- Country: New Zealand
- Location: Marsden Point, Northland
- Coordinates: 35°52′32″S 174°28′05″E﻿ / ﻿35.875474°S 174.468041°E
- Status: Decommissioned
- Construction began: late 1970s
- Commission date: was never commissioned
- Owner: Mercury Energy

Thermal power station
- Primary fuel: Fuel Oil

Power generation
- Nameplate capacity: 238 MW

= Marsden B =

Oil-fired power station near the Marsden Point Oil Refinery

Marsden B was an unused 250 MW oil-fired power station near the Marsden Point Oil Refinery at Marsden Point, Ruakaka, Northland, New Zealand. Due to rising oil prices, the plant was mothballed in 1978 without ever being commissioned. The Marsden site also includes the Marsden A power station, now a synchronous compensation facility owned and operated by Mercury Energy.

Various schemes were considered for utilising the plant, spanning a range of fuels and technologies. A 2004 proposal to refurbish it for coal-fired use drew environmental protests and created drawn-out legal challenges before this proposal was also eventually abandoned. The plant was dismantled and shipped to India in 2012.

== History ==
Marsden B was built as an oil-fired plant but never commissioned, due to rising oil prices and cheaper alternatives available from natural gas and from the hydroelectric generation of the South Island. It was to be a station associated with Marsden A and was built next to it on the same site.

A program of extended maintenance was undertaken with the major components being "preserved" with anti-rust chemical coatings and regular inspection.
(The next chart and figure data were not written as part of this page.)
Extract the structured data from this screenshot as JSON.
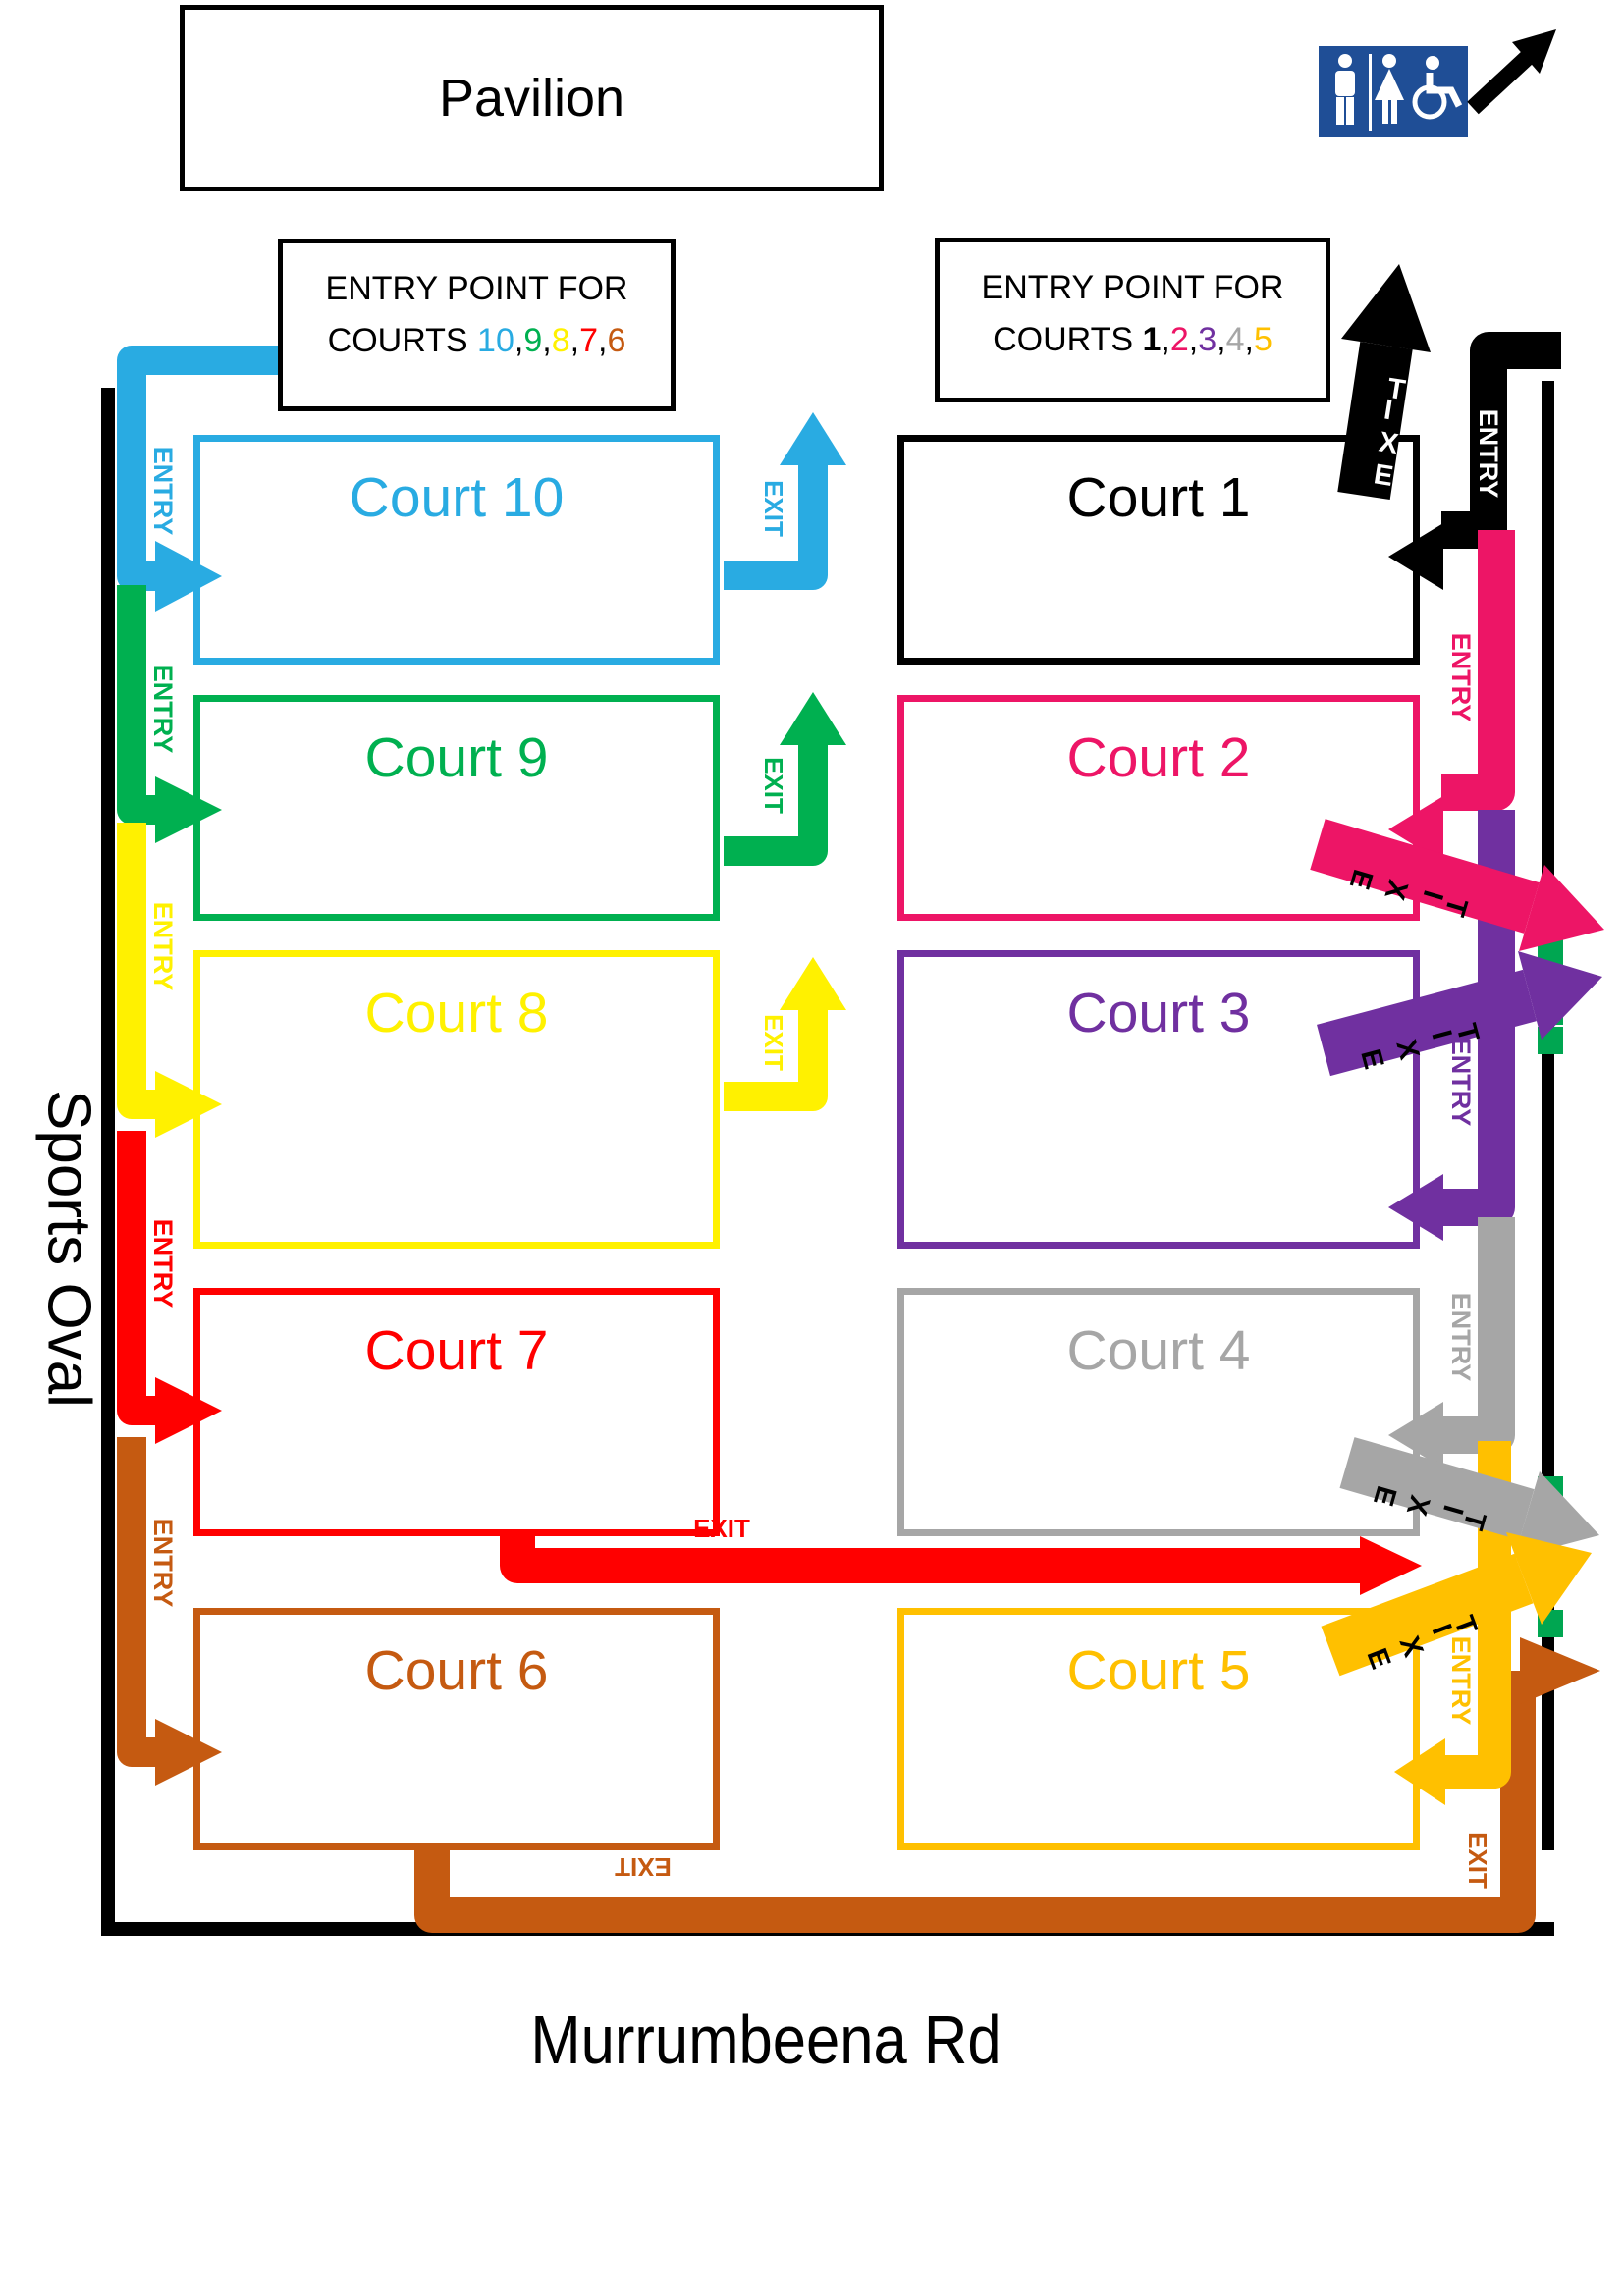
{
  "pavilion": {
    "label": "Pavilion"
  },
  "labels": {
    "entry": "ENTRY",
    "exit": "EXIT",
    "sports_oval": "Sports Oval",
    "road": "Murrumbeena Rd"
  },
  "entry_points": [
    {
      "line1": "ENTRY POINT FOR",
      "line2_prefix": "COURTS ",
      "courts": [
        {
          "value": "10",
          "color": "#29ABE2",
          "bold": false
        },
        {
          "value": "9",
          "color": "#00B050",
          "bold": false
        },
        {
          "value": "8",
          "color": "#FFF100",
          "bold": false
        },
        {
          "value": "7",
          "color": "#FF0000",
          "bold": false
        },
        {
          "value": "6",
          "color": "#C55A11",
          "bold": false
        }
      ]
    },
    {
      "line1": "ENTRY POINT FOR",
      "line2_prefix": "COURTS ",
      "courts": [
        {
          "value": "1",
          "color": "#000000",
          "bold": true
        },
        {
          "value": "2",
          "color": "#ED1566",
          "bold": false
        },
        {
          "value": "3",
          "color": "#7030A0",
          "bold": false
        },
        {
          "value": "4",
          "color": "#A6A6A6",
          "bold": false
        },
        {
          "value": "5",
          "color": "#FFC000",
          "bold": false
        }
      ]
    }
  ],
  "courts": [
    {
      "label": "Court 10",
      "color": "#29ABE2"
    },
    {
      "label": "Court 9",
      "color": "#00B050"
    },
    {
      "label": "Court 8",
      "color": "#FFF100"
    },
    {
      "label": "Court 7",
      "color": "#FF0000"
    },
    {
      "label": "Court 6",
      "color": "#C55A11"
    },
    {
      "label": "Court 1",
      "color": "#000000"
    },
    {
      "label": "Court 2",
      "color": "#ED1566"
    },
    {
      "label": "Court 3",
      "color": "#7030A0"
    },
    {
      "label": "Court 4",
      "color": "#A6A6A6"
    },
    {
      "label": "Court 5",
      "color": "#FFC000"
    }
  ],
  "structure_colors": {
    "fence": "#000000",
    "gate": "#00A651",
    "toilet_sign_bg": "#1F4E96"
  }
}
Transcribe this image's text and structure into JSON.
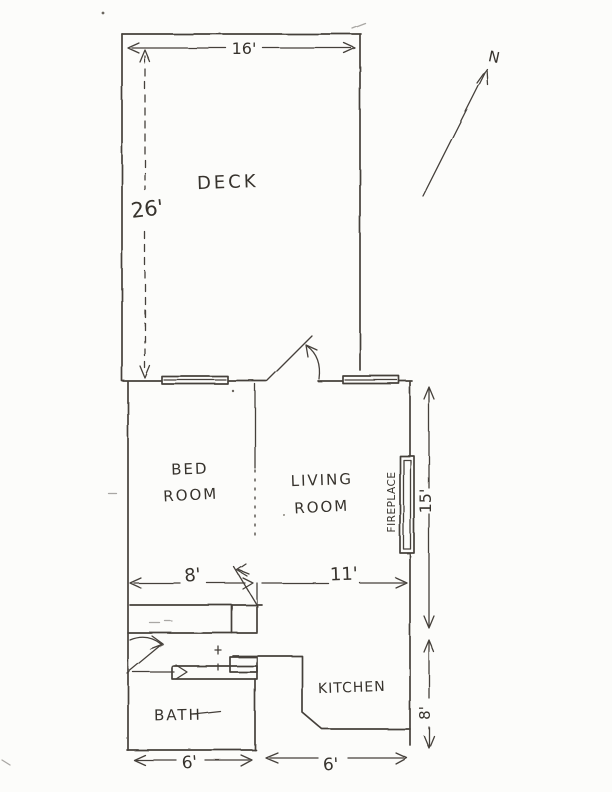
{
  "page": {
    "paper_color": "#fcfcfa",
    "ink_color": "#45403a"
  },
  "compass": {
    "label": "N"
  },
  "rooms": {
    "deck": "DECK",
    "bed_line1": "BED",
    "bed_line2": "ROOM",
    "living_line1": "LIVING",
    "living_line2": "ROOM",
    "kitchen": "KITCHEN",
    "bath": "BATH",
    "fireplace": "FIREPLACE"
  },
  "dimensions": {
    "deck_width": "16'",
    "deck_depth": "26'",
    "main_depth": "15'",
    "bedroom_width": "8'",
    "living_width": "11'",
    "bath_width": "6'",
    "kitchen_width": "6'",
    "kitchen_depth": "8'"
  }
}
This "mothballing" was put into place as an economy measure should demand ever make its use an economical proposition. At various times, some items of auxiliary equipment were removed and relocated to other power stations around the country. The exhaust chimneys for both stations were brought down after partial dismantling of Marsden A.

In 2004, Mighty River Power proposed modification of Marsden B for operation on coal. This revived a 1970s proposal, and would require the construction of a branch line railway, the Marsden Point Branch, to carry in the quantity of coal required. The proposal drew record numbers of submissions mostly in opposition. Greenpeace New Zealand staged an occupation of the site in 2005.

=== Protest timeline ===
The following is a timeline of the events associated with the proposed coal-fired reactivation:

- October 2004: Mighty River Power lodge application with Northland Regional Council for resource consent to refire Marsden B power station on coal.
- February 2005: Greenpeace occupies the roof of Marsden B for 9 days, bringing national attention to the issue. Jointly, with local community groups, Greenpeace asks the Minister for the Environment to "call in" the project, so that the government must make a decision on the project. They refuse. The three activists come down on the day submissions close. A record 4000 submissions are received by the Council, almost all opposing it.
- July - August 2005: Commissioners acting for the Northland Regional Council hear submissions on the proposal. Greenpeace brings experts from Australia and the United States.
- September 2005: Resource consent is granted by the Northland Regional Council to reopen the power station as a coal-fired plant. It is the first major coal-fired power station in New Zealand for over 25 years.
- October 2005: Greenpeace and other community groups lodged an appeal to the Environment Court.
- February 2006: Mighty River Power called for proceedings in the overall appeal to be put on hold while it negotiated access to Department of Conservation (DOC) land.

Mighty River Power submitted to the Environment Court that climate change could not be considered in the overall appeal.

- July 2006: The Environment Court made its decision regarding the relevance of climate change to the overall appeal, saying that climate change is not a relevant consideration that needed to be taken into account when approving Marsden B.
- August 2006: Greenpeace appealed the decision on climate change to the High Court of New Zealand.
- September 2006: DOC issue their interim decision to allow MRP access to DOC land for a coal conveyor for Marsden B.
- October 2006: The High Court overturned the Environment Court decision and said that climate change does need to be considered.
- November 2006: Submissions closed to DOC regarding allowing Mighty River access to DOC land for a coal conveyor belt.

Mighty River Power appealed the High Court decision to the Court of Appeal. Genesis Energy indicated their interest in joining the appeal on Mighty River's side.

- January 2007: The Department of Conservation hearing on 30–31 January 2007, to hear submissions on Mighty River's plans to put a coal conveyor belt across conservation land. Greenpeace, community groups and individuals made submissions at the hearing. Over 1,400 written submissions were received by DOC and almost all opposed the plan.
- March 2007: Mighty River Power abandons its coal plans at Marsden B.

== Sale ==
In 2009, Mighty River Power sold the Marsden B plant for $20 million to an Indian company, United Telecom. Resource consents for dismantling the plant were granted in June 2011, and the 20,000 tonnes of plant and equipment was dismantled later in 2011.